Is there a benefit to over-serrated vs under-serrated sickle knives? I am repaifing a MF model 41 sickle mower, and before I replace the knives I was wondering if it mattered which way I went.


----------



## cwright (Oct 19, 2011)

I would think the aggressive serration knifes would be suited more for Sudan and other heavy stemmed varieties and the less agressive for fine stemed types of forage.
I have a 41 Massey and use the fine serrated knifes. It gets all the small thin blades of grass pretty well.


----------



## mike10 (May 29, 2011)

Over serrated sections will stay sharper for a longer period of time. You should be able to find some that have as many serrations per inch and as the under serrated sections.


----------



## BowHunterFett (Aug 23, 2011)

Thanks, the PO used the wrong sections when he reworked it, and redrilled the holes to make them work, and he put on underserrated, but the only ones I have found at the local farm store are over serrated, but I did not know if there was a benefit either way. The tooth number seems exact, so I figured it would work, plus, maybe in fine grass it won't be able to get under it and jamb up?


----------



## Mike120 (May 4, 2009)

I use agressive, over-serrated sections in my NH 456 from Home page Webb's Sickle Service They last a lot longer than the chinese-made sections from the chain stores and are probably cheaper. I've tried the fine-tooth sections and they didn't cut as well unless I went a little slower. I'm cutting Bermuda and Bahia.


----------



## NDVA HAYMAN (Nov 24, 2009)

As Mike 120 stated, Webb's Sickle Service is the authority as far as I'm concerned. Great customer service and knowledge. Call and talk to them. Mike


----------



## BowHunterFett (Aug 23, 2011)

I checked that site, and as far as I can tell, they do not carry the right parts I need, and do not list Massey at all. Pretty hard site to navigate tho, so I may have missed them, or just plain and simply not looked in the right place. I will give the ones I picked up a try, they should work fine. I am only running this 7' mower on a 45hp Cub Cadet YanMar, so speed is not an option. They will have to be better than the old chunked out dull pieces of junk that were on there. Thanks for the help!


----------



## Mike120 (May 4, 2009)

BowHunterFett said:


> I checked that site, and as far as I can tell, they do not carry the right parts I need, and do not list Massey at all.
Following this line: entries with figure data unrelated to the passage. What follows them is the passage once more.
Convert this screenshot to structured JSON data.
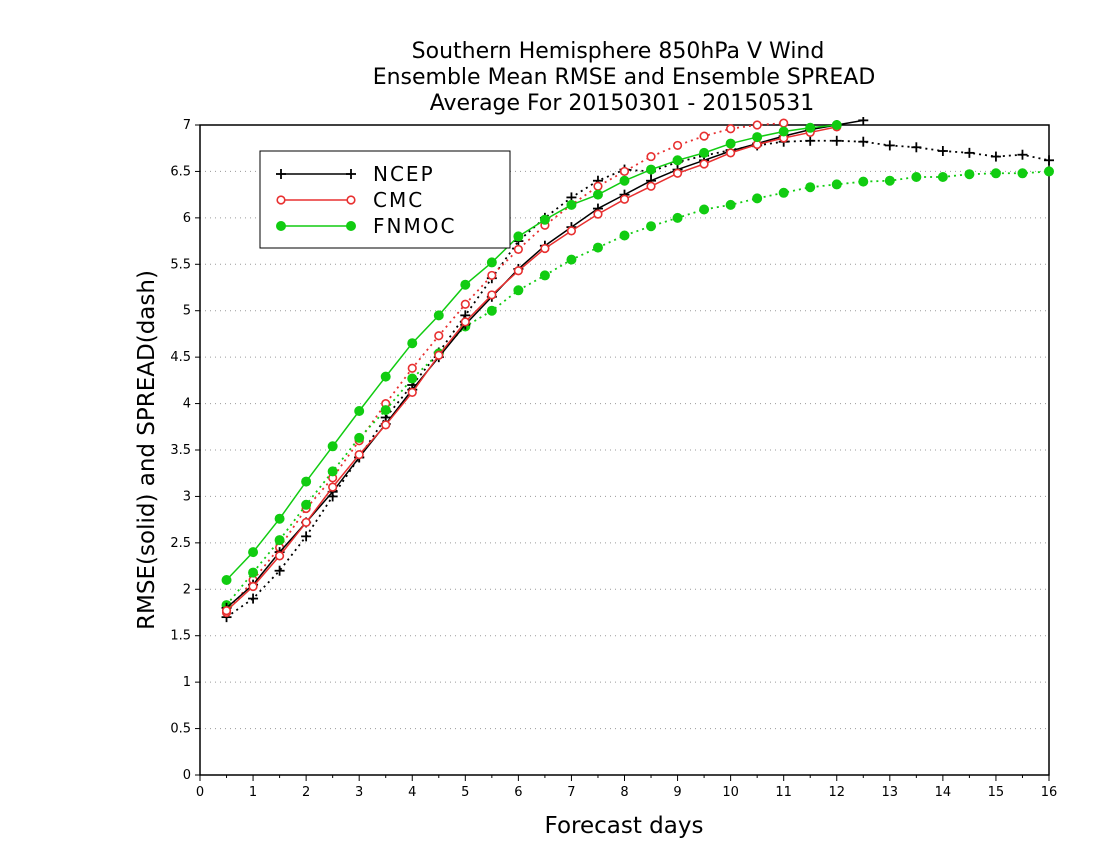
{
  "chart_data": {
    "type": "line",
    "title": [
      "Southern Hemisphere 850hPa V Wind",
      "Ensemble Mean RMSE and Ensemble SPREAD",
      "Average For 20150301 - 20150531"
    ],
    "xlabel": "Forecast days",
    "ylabel": "RMSE(solid) and SPREAD(dash)",
    "xlim": [
      0,
      16
    ],
    "ylim": [
      0,
      7
    ],
    "xticks": [
      0,
      1,
      2,
      3,
      4,
      5,
      6,
      7,
      8,
      9,
      10,
      11,
      12,
      13,
      14,
      15,
      16
    ],
    "yticks": [
      0,
      0.5,
      1,
      1.5,
      2,
      2.5,
      3,
      3.5,
      4,
      4.5,
      5,
      5.5,
      6,
      6.5,
      7
    ],
    "grid": "horizontal dotted",
    "legend_placement": "top-left",
    "x": [
      0.5,
      1,
      1.5,
      2,
      2.5,
      3,
      3.5,
      4,
      4.5,
      5,
      5.5,
      6,
      6.5,
      7,
      7.5,
      8,
      8.5,
      9,
      9.5,
      10,
      10.5,
      11,
      11.5,
      12,
      12.5,
      13,
      13.5,
      14,
      14.5,
      15,
      15.5,
      16
    ],
    "series": [
      {
        "name": "NCEP",
        "metric": "RMSE",
        "style": "solid",
        "marker": "plus",
        "color": "#000000",
        "values": [
          1.8,
          2.05,
          2.4,
          2.72,
          3.05,
          3.42,
          3.78,
          4.15,
          4.5,
          4.85,
          5.15,
          5.45,
          5.7,
          5.9,
          6.1,
          6.25,
          6.4,
          6.52,
          6.62,
          6.72,
          6.8,
          6.88,
          6.95,
          7.0,
          7.05,
          null,
          null,
          null,
          null,
          null,
          null,
          null
        ]
      },
      {
        "name": "NCEP",
        "metric": "SPREAD",
        "style": "dash",
        "marker": "plus",
        "color": "#000000",
        "values": [
          1.7,
          1.9,
          2.2,
          2.57,
          3.0,
          3.42,
          3.85,
          4.2,
          4.55,
          4.95,
          5.35,
          5.75,
          6.0,
          6.22,
          6.4,
          6.52,
          6.5,
          6.6,
          6.67,
          6.73,
          6.78,
          6.82,
          6.83,
          6.83,
          6.82,
          6.78,
          6.76,
          6.72,
          6.7,
          6.66,
          6.68,
          6.62
        ]
      },
      {
        "name": "CMC",
        "metric": "RMSE",
        "style": "solid",
        "marker": "open-circle",
        "color": "#e83030",
        "values": [
          1.77,
          2.03,
          2.36,
          2.72,
          3.1,
          3.45,
          3.77,
          4.12,
          4.52,
          4.88,
          5.17,
          5.43,
          5.67,
          5.86,
          6.04,
          6.2,
          6.34,
          6.48,
          6.58,
          6.7,
          6.79,
          6.86,
          6.92,
          6.98,
          null,
          null,
          null,
          null,
          null,
          null,
          null,
          null
        ]
      },
      {
        "name": "CMC",
        "metric": "SPREAD",
        "style": "dash",
        "marker": "open-circle",
        "color": "#e83030",
        "values": [
          1.75,
          2.1,
          2.45,
          2.87,
          3.2,
          3.6,
          4.0,
          4.38,
          4.73,
          5.07,
          5.38,
          5.66,
          5.92,
          6.14,
          6.34,
          6.5,
          6.66,
          6.78,
          6.88,
          6.96,
          7.0,
          7.02,
          null,
          null,
          null,
          null,
          null,
          null,
          null,
          null,
          null,
          null
        ]
      },
      {
        "name": "FNMOC",
        "metric": "RMSE",
        "style": "solid",
        "marker": "filled-circle",
        "color": "#11cc11",
        "values": [
          2.1,
          2.4,
          2.76,
          3.16,
          3.54,
          3.92,
          4.29,
          4.65,
          4.95,
          5.28,
          5.52,
          5.8,
          5.98,
          6.14,
          6.25,
          6.4,
          6.52,
          6.62,
          6.7,
          6.8,
          6.87,
          6.93,
          6.97,
          7.0,
          null,
          null,
          null,
          null,
          null,
          null,
          null,
          null
        ]
      },
      {
        "name": "FNMOC",
        "metric": "SPREAD",
        "style": "dash",
        "marker": "filled-circle",
        "color": "#11cc11",
        "values": [
          1.83,
          2.18,
          2.53,
          2.91,
          3.27,
          3.63,
          3.93,
          4.27,
          4.54,
          4.83,
          5.0,
          5.22,
          5.38,
          5.55,
          5.68,
          5.81,
          5.91,
          6.0,
          6.09,
          6.14,
          6.21,
          6.27,
          6.33,
          6.36,
          6.39,
          6.4,
          6.44,
          6.44,
          6.47,
          6.48,
          6.48,
          6.5
        ]
      }
    ],
    "legend": [
      {
        "name": "NCEP",
        "marker": "plus",
        "color": "#000000"
      },
      {
        "name": "CMC",
        "marker": "open-circle",
        "color": "#e83030"
      },
      {
        "name": "FNMOC",
        "marker": "filled-circle",
        "color": "#11cc11"
      }
    ]
  }
}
Their website is difficult......call and ask for a catalog, it's much easier to read and has a lot more items. They also carry disc cutter knives that were 50% less than Agco for the same blades.


----------



## Gearclash (Nov 25, 2010)

> They will have to be better than the old chunked out dull pieces of junk that were on there.


If the sickle sections look like that be sure that the rock guard ledger plates are in good shape. They are the other half of your "scissors".


----------